Fifty days of protests against the $1.4 billion Tía María copper mining project in southern Peru forced Grupo Mexico , owned by Mexican mining billionaire German Larrea Mota Velasco, to call for a two-month truce, Peruvian and Mexican media reported.
Oscar Gonzalez Rocha, CEO and President of Southern Copper, a subsidiary of Grupo Mexico, announced Friday a 60-day “pause” on the Tía María project to allow the parties involved to present “their concerns and fears, identify solutions, agree on a path to move forward and define responsibilities that all must assume in a reasonable time,” EFE reported from Lima.
Carlos Galvez, president of Peru’s National Society of Mining, Petroleum and Energy (SNMPE), a non-profit business association, supported the truce. “No project can be imposed by force; a truce would be the most appropriate,” said Galvez, according to Mexico’s El Economista.
But the announcement did not stop community and civil groups in seven regions in Southern Peru, the world’s third-biggest copper producer, from calling for a 48-hour stoppage on May 27 and 28 to demand the total annulment of the mining project.

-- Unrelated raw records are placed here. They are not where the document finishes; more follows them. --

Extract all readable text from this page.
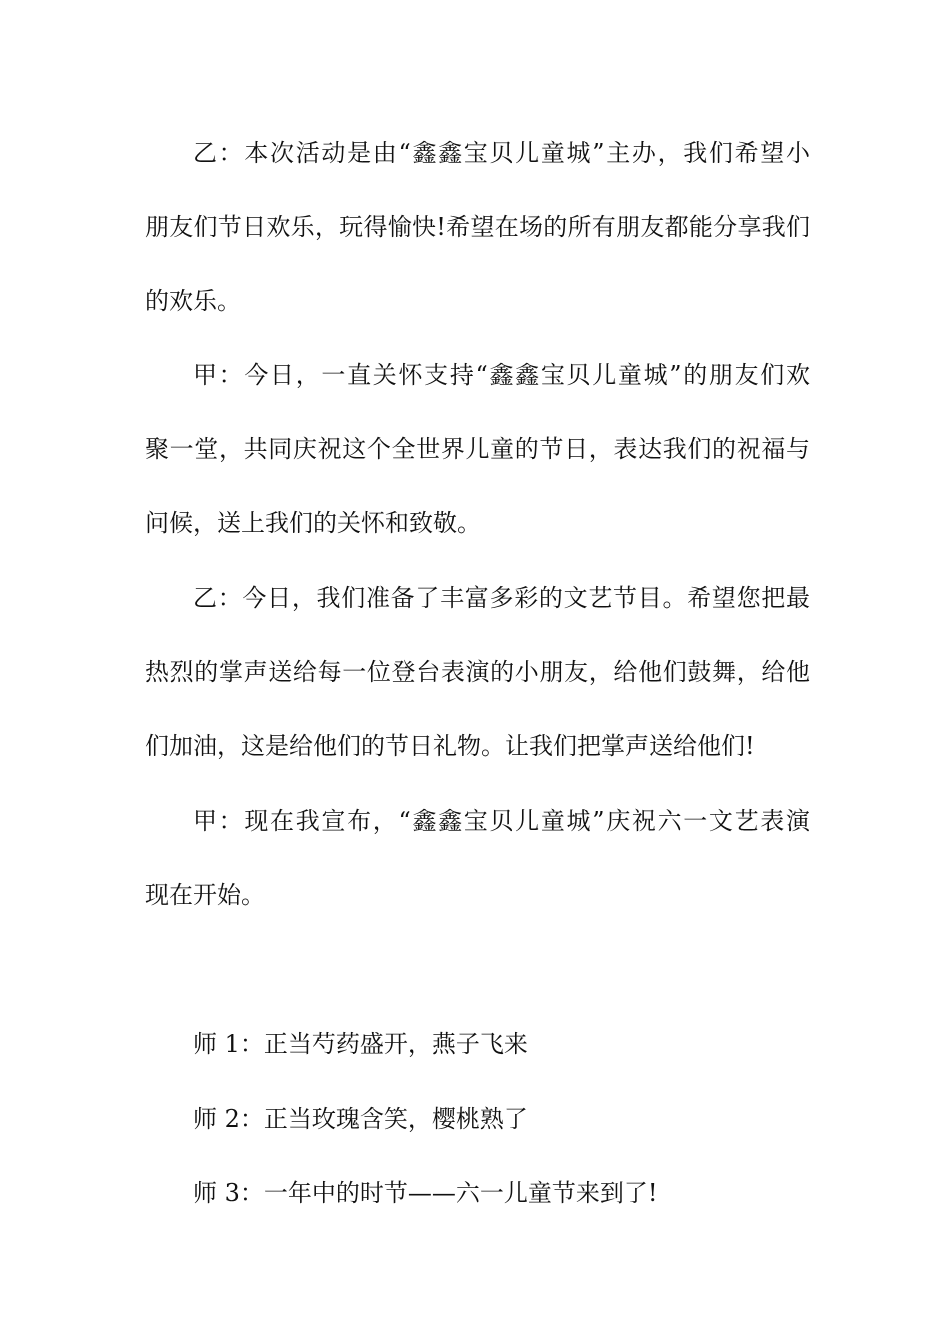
乙：本次活动是由“鑫鑫宝贝儿童城”主办，我们希望小
朋友们节日欢乐，玩得愉快!希望在场的所有朋友都能分享我们
的欢乐。
甲：今日，一直关怀支持“鑫鑫宝贝儿童城”的朋友们欢
聚一堂，共同庆祝这个全世界儿童的节日，表达我们的祝福与
问候，送上我们的关怀和致敬。
乙：今日，我们准备了丰富多彩的文艺节目。希望您把最
热烈的掌声送给每一位登台表演的小朋友，给他们鼓舞，给他
们加油，这是给他们的节日礼物。让我们把掌声送给他们!
甲：现在我宣布，“鑫鑫宝贝儿童城”庆祝六一文艺表演
现在开始。
师 1：正当芍药盛开，燕子飞来
师 2：正当玫瑰含笑，樱桃熟了
师 3：一年中的时节——六一儿童节来到了!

Protests against the Tía María project, controlled by Southern Copper, a Grupo Mexico affiliate, took a turn for the worse in late March when communities in the Arequipa region, not far from Peru’s southern border with Chile, expressed fears that the yearly production of 120,000 tons of copper cathodes will pollute their land and water.
The Peruvian government has sent 2,000 police to the area and the Army deployed 1,000 soldiers to back them up. Peru’s Interior Minister said Tuesday that the police are authorized to use firearms in “a rational way” if they are attack by protesters. So far, three people are reported killed and more than 200 others wounded in clashes between authorities and the protesters.
The United Steelworkers (USW), representing workers in the U.S. and Canada, and Mexico’s National Union of Mine, Metal, Steel and Related Workers (SNTMMSSRM), offered support for the protesters. In a statement issued Monday, Napoleón Gómez Urrutia, Secretary General of SNTMMSSRM, and Leo W. Gerard, USW International President, said they “condemn the brutal military repression directed by the Peruvian government and Grupo Mexico/Southern Copper against the people of Arequipa who oppose the Tía María project.”